Galaxy in the constellation Telescopium

NGC 6708 is a spiral galaxy in the constellation of Telescopium. Its velocity with respect to the cosmic microwave background is 2520±14 km/s, which corresponds to a Hubble distance of 37.17 ± 2.62 Mpc. Additionally, one non-redshift measurement gives a similar distance of 35.7 Mpc. It was discovered by British astronomer John Herschel on 9 June 1836.

==IC 4797 group==
According to A. M. Garcia, NGC 6708 is part of the IC 4797 group (also known as LGG 425).

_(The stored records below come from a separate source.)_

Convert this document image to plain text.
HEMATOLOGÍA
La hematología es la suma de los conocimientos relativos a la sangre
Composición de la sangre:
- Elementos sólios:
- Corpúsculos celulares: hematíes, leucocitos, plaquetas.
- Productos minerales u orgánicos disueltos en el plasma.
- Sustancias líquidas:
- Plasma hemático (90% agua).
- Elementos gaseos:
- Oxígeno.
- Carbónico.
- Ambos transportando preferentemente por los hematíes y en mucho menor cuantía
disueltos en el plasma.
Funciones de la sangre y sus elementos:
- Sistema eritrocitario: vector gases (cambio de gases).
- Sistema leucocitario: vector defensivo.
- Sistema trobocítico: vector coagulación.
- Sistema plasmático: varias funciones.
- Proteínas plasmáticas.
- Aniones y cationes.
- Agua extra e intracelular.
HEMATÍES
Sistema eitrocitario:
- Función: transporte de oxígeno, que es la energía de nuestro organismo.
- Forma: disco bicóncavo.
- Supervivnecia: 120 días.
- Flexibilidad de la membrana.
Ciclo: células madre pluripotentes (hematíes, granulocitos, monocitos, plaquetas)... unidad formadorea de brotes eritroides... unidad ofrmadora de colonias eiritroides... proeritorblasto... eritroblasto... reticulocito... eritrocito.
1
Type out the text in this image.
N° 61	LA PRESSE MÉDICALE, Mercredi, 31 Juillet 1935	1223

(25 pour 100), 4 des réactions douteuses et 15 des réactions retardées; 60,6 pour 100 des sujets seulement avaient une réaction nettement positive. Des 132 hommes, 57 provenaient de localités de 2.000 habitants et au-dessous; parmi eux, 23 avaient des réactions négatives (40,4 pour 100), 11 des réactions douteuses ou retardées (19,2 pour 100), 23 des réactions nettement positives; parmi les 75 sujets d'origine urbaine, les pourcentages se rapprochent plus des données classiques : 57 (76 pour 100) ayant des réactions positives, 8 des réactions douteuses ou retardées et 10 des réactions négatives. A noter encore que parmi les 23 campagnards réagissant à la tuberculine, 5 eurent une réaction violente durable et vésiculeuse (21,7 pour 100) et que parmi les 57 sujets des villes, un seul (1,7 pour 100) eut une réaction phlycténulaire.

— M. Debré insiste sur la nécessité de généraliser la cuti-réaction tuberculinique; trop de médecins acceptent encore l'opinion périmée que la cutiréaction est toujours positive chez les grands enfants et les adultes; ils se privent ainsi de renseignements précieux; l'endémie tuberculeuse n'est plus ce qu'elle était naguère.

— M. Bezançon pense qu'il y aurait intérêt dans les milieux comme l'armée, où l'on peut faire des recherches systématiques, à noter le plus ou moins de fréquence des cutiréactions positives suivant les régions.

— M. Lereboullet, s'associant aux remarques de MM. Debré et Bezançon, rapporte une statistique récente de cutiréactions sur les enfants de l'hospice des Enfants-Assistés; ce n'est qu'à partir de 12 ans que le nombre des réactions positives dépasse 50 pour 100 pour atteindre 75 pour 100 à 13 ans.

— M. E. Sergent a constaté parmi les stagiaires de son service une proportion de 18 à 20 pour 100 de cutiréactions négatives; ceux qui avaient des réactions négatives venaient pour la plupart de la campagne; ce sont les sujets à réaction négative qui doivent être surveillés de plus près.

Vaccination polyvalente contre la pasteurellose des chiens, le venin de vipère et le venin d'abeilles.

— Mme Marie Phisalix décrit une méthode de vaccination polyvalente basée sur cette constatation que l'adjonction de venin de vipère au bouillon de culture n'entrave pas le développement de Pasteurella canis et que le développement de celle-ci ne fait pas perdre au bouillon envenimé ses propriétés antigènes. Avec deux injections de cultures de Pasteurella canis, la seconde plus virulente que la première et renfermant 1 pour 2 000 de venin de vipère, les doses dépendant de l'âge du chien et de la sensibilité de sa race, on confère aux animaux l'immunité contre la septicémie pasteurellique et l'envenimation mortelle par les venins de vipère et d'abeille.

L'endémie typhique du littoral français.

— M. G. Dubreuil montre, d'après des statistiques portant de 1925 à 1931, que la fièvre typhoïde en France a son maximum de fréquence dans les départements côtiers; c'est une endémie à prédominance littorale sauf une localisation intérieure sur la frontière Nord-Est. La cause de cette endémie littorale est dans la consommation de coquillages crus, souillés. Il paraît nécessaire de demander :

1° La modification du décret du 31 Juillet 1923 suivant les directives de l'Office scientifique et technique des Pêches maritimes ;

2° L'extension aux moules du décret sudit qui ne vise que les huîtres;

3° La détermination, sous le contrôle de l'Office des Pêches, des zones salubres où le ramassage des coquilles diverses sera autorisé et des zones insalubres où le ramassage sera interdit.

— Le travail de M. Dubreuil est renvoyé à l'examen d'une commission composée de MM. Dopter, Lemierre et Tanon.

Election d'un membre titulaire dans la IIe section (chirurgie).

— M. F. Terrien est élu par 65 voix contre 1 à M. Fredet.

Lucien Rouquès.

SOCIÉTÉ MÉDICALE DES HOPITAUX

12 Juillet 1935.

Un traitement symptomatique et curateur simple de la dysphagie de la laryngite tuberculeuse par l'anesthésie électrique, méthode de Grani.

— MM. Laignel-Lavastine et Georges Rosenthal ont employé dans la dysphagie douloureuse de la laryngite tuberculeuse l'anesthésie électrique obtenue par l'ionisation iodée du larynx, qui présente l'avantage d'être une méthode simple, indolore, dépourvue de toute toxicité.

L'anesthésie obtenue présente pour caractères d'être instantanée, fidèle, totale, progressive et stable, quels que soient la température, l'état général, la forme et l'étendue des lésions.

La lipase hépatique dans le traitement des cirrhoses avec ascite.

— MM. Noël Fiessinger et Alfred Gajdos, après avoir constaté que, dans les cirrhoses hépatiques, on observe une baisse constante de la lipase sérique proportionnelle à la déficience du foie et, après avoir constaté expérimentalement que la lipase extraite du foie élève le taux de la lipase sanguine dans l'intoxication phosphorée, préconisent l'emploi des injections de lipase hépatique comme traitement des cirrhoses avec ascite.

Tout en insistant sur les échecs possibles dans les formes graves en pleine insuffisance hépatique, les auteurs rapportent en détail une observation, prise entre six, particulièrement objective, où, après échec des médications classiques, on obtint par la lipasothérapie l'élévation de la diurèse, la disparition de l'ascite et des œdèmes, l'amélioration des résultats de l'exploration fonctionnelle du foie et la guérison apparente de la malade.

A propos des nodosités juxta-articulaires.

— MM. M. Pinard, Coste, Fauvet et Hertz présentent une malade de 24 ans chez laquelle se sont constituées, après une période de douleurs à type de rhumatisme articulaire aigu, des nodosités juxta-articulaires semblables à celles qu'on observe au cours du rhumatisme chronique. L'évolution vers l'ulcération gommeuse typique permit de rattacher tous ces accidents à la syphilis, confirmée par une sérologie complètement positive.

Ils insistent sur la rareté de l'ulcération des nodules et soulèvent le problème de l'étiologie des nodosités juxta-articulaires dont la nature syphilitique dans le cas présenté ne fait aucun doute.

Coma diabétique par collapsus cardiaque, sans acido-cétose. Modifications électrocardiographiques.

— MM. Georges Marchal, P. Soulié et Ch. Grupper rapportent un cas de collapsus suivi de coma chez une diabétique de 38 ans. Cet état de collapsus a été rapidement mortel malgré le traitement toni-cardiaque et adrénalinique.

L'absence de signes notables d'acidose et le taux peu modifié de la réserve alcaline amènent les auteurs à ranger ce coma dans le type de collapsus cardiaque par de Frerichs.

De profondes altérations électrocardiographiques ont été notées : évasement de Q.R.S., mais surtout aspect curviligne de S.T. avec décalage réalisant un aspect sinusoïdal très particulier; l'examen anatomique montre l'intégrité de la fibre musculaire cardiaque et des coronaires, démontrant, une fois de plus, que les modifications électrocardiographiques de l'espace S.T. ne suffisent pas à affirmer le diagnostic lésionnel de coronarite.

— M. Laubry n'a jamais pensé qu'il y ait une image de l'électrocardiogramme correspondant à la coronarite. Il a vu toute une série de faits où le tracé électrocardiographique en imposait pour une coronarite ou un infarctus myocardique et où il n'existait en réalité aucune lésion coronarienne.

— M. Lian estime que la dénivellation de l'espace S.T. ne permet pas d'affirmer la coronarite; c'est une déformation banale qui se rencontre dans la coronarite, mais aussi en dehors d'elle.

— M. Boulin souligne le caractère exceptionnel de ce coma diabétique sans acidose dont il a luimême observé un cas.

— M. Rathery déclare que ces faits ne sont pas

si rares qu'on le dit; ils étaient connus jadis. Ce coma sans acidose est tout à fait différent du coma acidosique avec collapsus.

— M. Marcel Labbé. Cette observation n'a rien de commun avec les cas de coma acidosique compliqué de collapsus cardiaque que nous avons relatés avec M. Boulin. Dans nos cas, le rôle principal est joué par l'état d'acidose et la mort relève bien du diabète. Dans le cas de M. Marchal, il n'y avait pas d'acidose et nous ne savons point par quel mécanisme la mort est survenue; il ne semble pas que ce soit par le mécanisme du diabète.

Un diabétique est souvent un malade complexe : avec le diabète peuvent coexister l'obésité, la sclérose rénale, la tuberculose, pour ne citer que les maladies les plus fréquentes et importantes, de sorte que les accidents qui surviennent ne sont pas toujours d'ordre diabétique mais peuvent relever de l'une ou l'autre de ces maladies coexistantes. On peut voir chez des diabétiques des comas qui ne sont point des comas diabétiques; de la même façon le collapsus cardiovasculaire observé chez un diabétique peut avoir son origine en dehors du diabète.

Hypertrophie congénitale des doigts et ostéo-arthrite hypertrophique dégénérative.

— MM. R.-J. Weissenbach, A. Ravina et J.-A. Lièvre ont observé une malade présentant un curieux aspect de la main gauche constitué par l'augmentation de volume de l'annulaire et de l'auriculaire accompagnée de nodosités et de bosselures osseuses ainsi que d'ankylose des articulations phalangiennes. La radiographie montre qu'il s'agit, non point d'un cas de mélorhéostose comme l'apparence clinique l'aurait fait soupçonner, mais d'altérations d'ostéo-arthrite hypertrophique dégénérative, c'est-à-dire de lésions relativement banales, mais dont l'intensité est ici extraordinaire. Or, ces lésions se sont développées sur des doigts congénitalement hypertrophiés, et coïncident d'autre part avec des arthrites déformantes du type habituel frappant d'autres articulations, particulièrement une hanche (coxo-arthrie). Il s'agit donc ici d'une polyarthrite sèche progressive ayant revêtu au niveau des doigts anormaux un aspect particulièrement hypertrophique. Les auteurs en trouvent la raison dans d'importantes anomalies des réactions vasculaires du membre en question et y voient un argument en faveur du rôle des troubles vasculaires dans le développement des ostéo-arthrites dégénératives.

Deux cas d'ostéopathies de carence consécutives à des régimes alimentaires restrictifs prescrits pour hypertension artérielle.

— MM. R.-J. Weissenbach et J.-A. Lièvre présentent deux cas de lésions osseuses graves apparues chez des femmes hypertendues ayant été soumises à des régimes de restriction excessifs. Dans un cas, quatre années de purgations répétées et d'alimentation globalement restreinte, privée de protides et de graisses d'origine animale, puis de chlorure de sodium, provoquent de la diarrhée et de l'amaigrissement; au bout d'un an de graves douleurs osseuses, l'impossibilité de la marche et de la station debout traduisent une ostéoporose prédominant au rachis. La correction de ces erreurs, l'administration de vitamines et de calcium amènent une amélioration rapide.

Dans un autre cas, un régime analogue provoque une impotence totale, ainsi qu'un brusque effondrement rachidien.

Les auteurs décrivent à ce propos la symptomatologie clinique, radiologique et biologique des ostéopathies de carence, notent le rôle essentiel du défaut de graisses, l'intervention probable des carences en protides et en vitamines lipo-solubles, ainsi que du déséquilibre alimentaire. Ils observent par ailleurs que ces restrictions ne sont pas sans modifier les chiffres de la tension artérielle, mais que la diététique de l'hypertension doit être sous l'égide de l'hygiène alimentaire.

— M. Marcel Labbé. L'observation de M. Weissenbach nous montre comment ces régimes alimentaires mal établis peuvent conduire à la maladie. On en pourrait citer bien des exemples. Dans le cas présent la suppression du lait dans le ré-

This group contains at least five galaxies, including NGC 6707, IC 4796, IC 4797, and ESO 183-30.

==Supernovae==
Three supernovae have been observed in NGC 6708:
- SN 2004do (Type Ia, mag. 16.3) was discovered by South African amateur astronomer Berto Monard on 4 August 2004.
- SN 2011ce (Type Iax, mag. 15.8) was discovered by The CHilean Automatic Supernova sEarch (CHASE) on 19 April 2011. It was initially classified as Type Ia-pec, but later analysis concluded that it was Type Iax.
- SN 2025tam (Type II, mag. 16.044) was discovered by ATLAS on 2 August 2025.